But the most jaw-dropping hurricane spin preceding Irene came when several networks presented Ray Nagin, the famously incompetent mayor of New Orleans, as an expert on hurricane preparedness. The networks forgot, but people remembered the pictures of a lot filled with flooded buses never used to evacuate the poor and news of the mayor who fled Katrina for the safety of Dallas. Jokes immediately popped up on Twitter. "Bringing on Ray Nagin to talk about hurricane preparedness is like bringing on Michael Moore to talk about weight loss."
On Friday morning, CBS "Early Show" host Chris Wragge not only failed to ask Nagin about his failures in New Orleans, but called him an "expert in the field" twice and concluded by oozing to Nagin, "if people aren't heeding the advice of their local officials, they should definitely heed your advice."

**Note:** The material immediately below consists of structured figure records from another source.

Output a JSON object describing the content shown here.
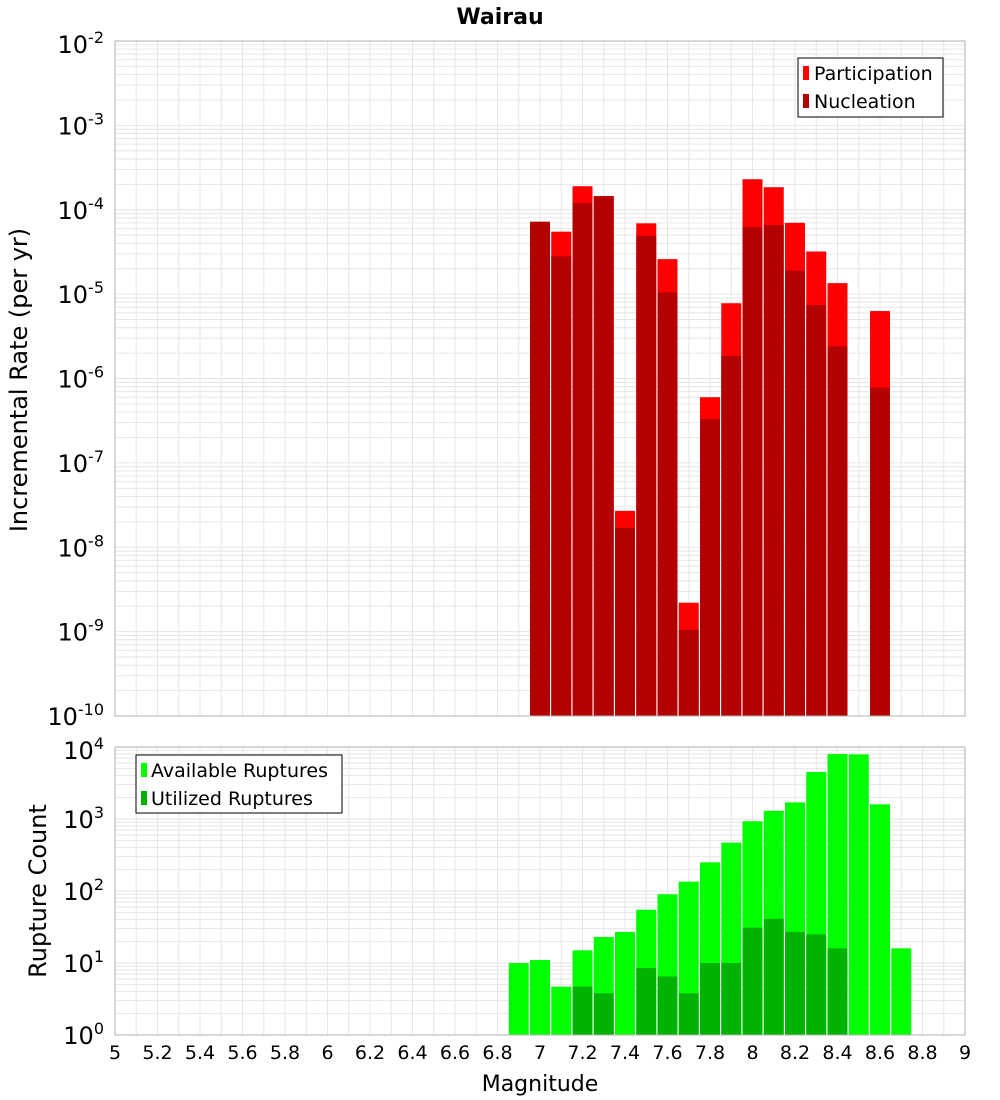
{
  "chart_data": [
    {
      "type": "bar",
      "title": "Wairau",
      "xlabel": "",
      "ylabel": "Incremental Rate (per yr)",
      "yscale": "log",
      "ylim": [
        1e-10,
        0.01
      ],
      "xlim": [
        5,
        9
      ],
      "y_ticks": [
        {
          "base": "10",
          "exp": "-2"
        },
        {
          "base": "10",
          "exp": "-3"
        },
        {
          "base": "10",
          "exp": "-4"
        },
        {
          "base": "10",
          "exp": "-5"
        },
        {
          "base": "10",
          "exp": "-6"
        },
        {
          "base": "10",
          "exp": "-7"
        },
        {
          "base": "10",
          "exp": "-8"
        },
        {
          "base": "10",
          "exp": "-9"
        },
        {
          "base": "10",
          "exp": "-10"
        }
      ],
      "legend": {
        "position": "top-right",
        "entries": [
          {
            "name": "Participation",
            "color": "#ff0000"
          },
          {
            "name": "Nucleation",
            "color": "#b30000"
          }
        ]
      },
      "series": [
        {
          "name": "Participation",
          "color": "#ff0000",
          "x": [
            7.0,
            7.1,
            7.2,
            7.3,
            7.4,
            7.5,
            7.6,
            7.7,
            7.8,
            7.9,
            8.0,
            8.1,
            8.2,
            8.3,
            8.4,
            8.6
          ],
          "values": [
            7.2e-05,
            5.5e-05,
            0.00019,
            0.000145,
            2.7e-08,
            6.9e-05,
            2.6e-05,
            2.2e-09,
            6e-07,
            7.8e-06,
            0.00023,
            0.000185,
            7e-05,
            3.2e-05,
            1.35e-05,
            6.3e-06
          ]
        },
        {
          "name": "Nucleation",
          "color": "#b30000",
          "x": [
            7.0,
            7.1,
            7.2,
            7.3,
            7.4,
            7.5,
            7.6,
            7.7,
            7.8,
            7.9,
            8.0,
            8.1,
            8.2,
            8.3,
            8.4,
            8.6
          ],
          "values": [
            7.2e-05,
            2.8e-05,
            0.00012,
            0.000145,
            1.7e-08,
            4.9e-05,
            1.05e-05,
            1.05e-09,
            3.3e-07,
            1.85e-06,
            6.2e-05,
            6.6e-05,
            1.9e-05,
            7.4e-06,
            2.4e-06,
            7.8e-07
          ]
        }
      ]
    },
    {
      "type": "bar",
      "xlabel": "Magnitude",
      "ylabel": "Rupture Count",
      "yscale": "log",
      "ylim": [
        1,
        10000
      ],
      "xlim": [
        5,
        9
      ],
      "x_ticks": [
        "5",
        "5.2",
        "5.4",
        "5.6",
        "5.8",
        "6",
        "6.2",
        "6.4",
        "6.6",
        "6.8",
        "7",
        "7.2",
        "7.4",
        "7.6",
        "7.8",
        "8",
        "8.2",
        "8.4",
        "8.6",
        "8.8",
        "9"
      ],
      "y_ticks": [
        {
          "base": "10",
          "exp": "4"
        },
        {
          "base": "10",
          "exp": "3"
        },
        {
          "base": "10",
          "exp": "2"
        },
        {
          "base": "10",
          "exp": "1"
        },
        {
          "base": "10",
          "exp": "0"
        }
      ],
      "legend": {
        "position": "top-left",
        "entries": [
          {
            "name": "Available Ruptures",
            "color": "#00ff00"
          },
          {
            "name": "Utilized Ruptures",
            "color": "#00b300"
          }
        ]
      },
      "series": [
        {
          "name": "Available Ruptures",
          "color": "#00ff00",
          "x": [
            6.9,
            7.0,
            7.1,
            7.2,
            7.3,
            7.4,
            7.5,
            7.6,
            7.7,
            7.8,
            7.9,
            8.0,
            8.1,
            8.2,
            8.3,
            8.4,
            8.5,
            8.6,
            8.7
          ],
          "values": [
            10,
            11,
            4.7,
            15,
            23,
            27,
            55,
            90,
            135,
            250,
            470,
            930,
            1300,
            1700,
            4500,
            8000,
            7900,
            1600,
            16
          ]
        },
        {
          "name": "Utilized Ruptures",
          "color": "#00b300",
          "x": [
            7.0,
            7.1,
            7.2,
            7.3,
            7.4,
            7.5,
            7.6,
            7.7,
            7.8,
            7.9,
            8.0,
            8.1,
            8.2,
            8.3,
            8.4,
            8.6
          ],
          "values": [
            1,
            1,
            4.7,
            3.8,
            1,
            8.5,
            6.5,
            3.8,
            10,
            10,
            31,
            41,
            27,
            25,
            16,
            1
          ]
        }
      ]
    }
  ]
}
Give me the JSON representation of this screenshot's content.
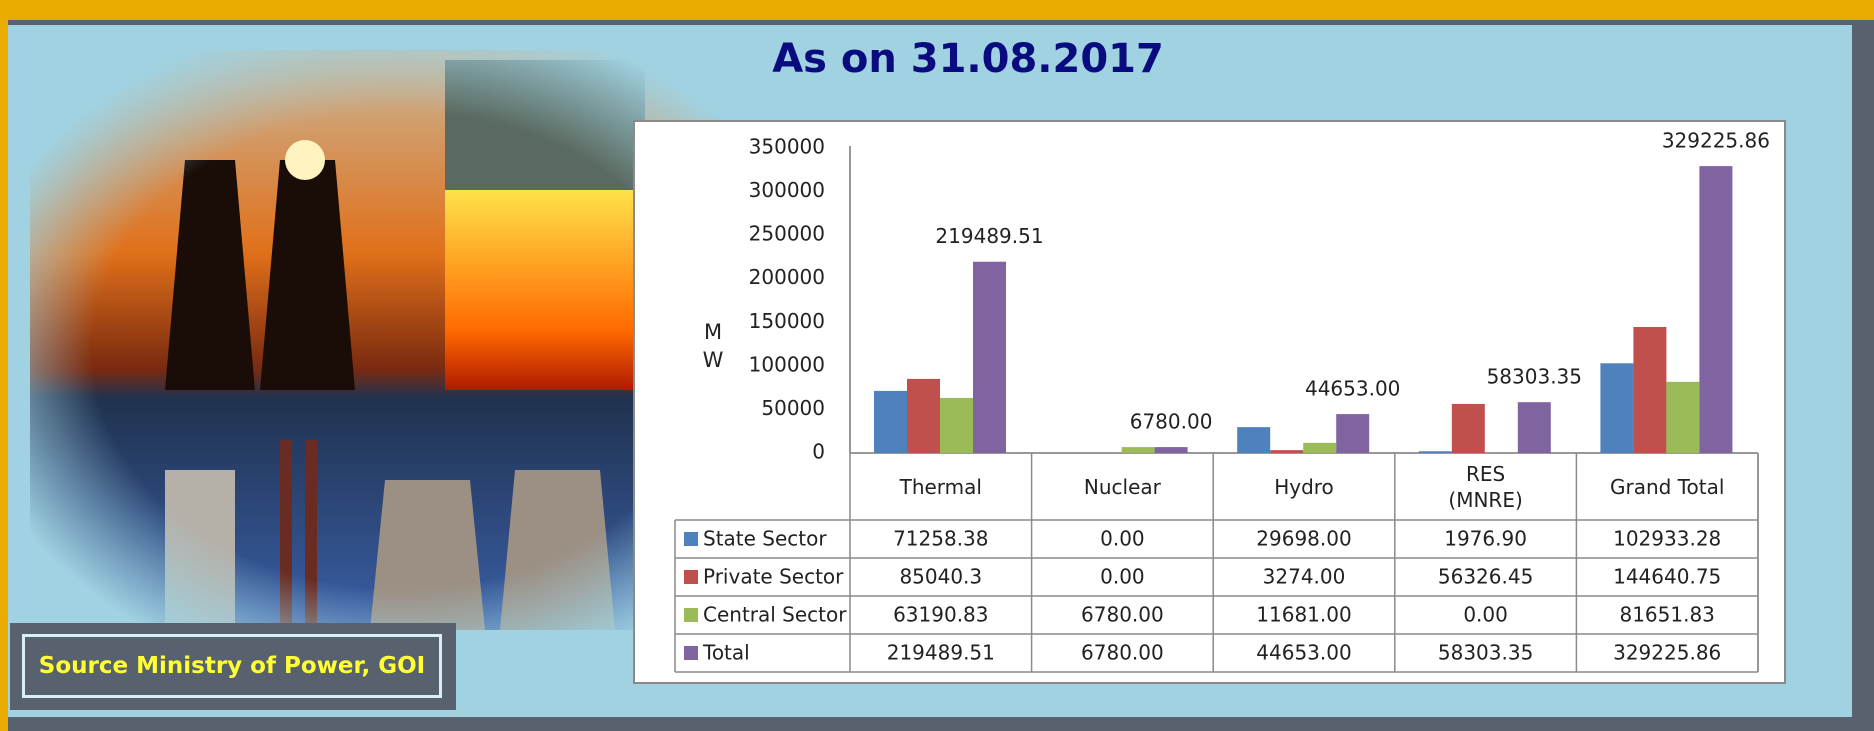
{
  "title": "As on 31.08.2017",
  "source": "Source Ministry of Power, GOI",
  "chart_data": {
    "type": "bar",
    "ylabel": "MW",
    "categories": [
      "Thermal",
      "Nuclear",
      "Hydro",
      "RES\n(MNRE)",
      "Grand Total"
    ],
    "ylim": [
      0,
      350000
    ],
    "yticks": [
      0,
      50000,
      100000,
      150000,
      200000,
      250000,
      300000,
      350000
    ],
    "grid": false,
    "series": [
      {
        "name": "State Sector",
        "color": "#4f81bd",
        "values": [
          71258.38,
          0.0,
          29698.0,
          1976.9,
          102933.28
        ],
        "value_labels": [
          "71258.38",
          "0.00",
          "29698.00",
          "1976.90",
          "102933.28"
        ]
      },
      {
        "name": "Private Sector",
        "color": "#c0504d",
        "values": [
          85040.3,
          0.0,
          3274.0,
          56326.45,
          144640.75
        ],
        "value_labels": [
          "85040.3",
          "0.00",
          "3274.00",
          "56326.45",
          "144640.75"
        ]
      },
      {
        "name": "Central Sector",
        "color": "#9bbb59",
        "values": [
          63190.83,
          6780.0,
          11681.0,
          0.0,
          81651.83
        ],
        "value_labels": [
          "63190.83",
          "6780.00",
          "11681.00",
          "0.00",
          "81651.83"
        ]
      },
      {
        "name": "Total",
        "color": "#8064a2",
        "values": [
          219489.51,
          6780.0,
          44653.0,
          58303.35,
          329225.86
        ],
        "value_labels": [
          "219489.51",
          "6780.00",
          "44653.00",
          "58303.35",
          "329225.86"
        ]
      }
    ],
    "labeled_series": 3
  }
}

On Friday afternoon, MSNBC interviewed Nagin...twice. "Hardball" substitute host Chris Jansing made a complete mockery of the show's name by never asking Nagin about his own failures, getting no closer to reality than asking, "Do you think that there are lessons learned from Katrina that can make this one not so bad? Not so painful?"
At least mid-afternoon anchor Martin Bashir asked Nagin to accept blame for his own failures during Katrina, albeit after touting him as an expert who'd arrived to "explain what leaders must do to avoid the mistakes that were made six years ago."
You turn on the TV because you just want to track the storm. Instead, you have to brace for another thunderous surge of insufferable analysis and lectures about how crazy conservatives don't care if people live or die.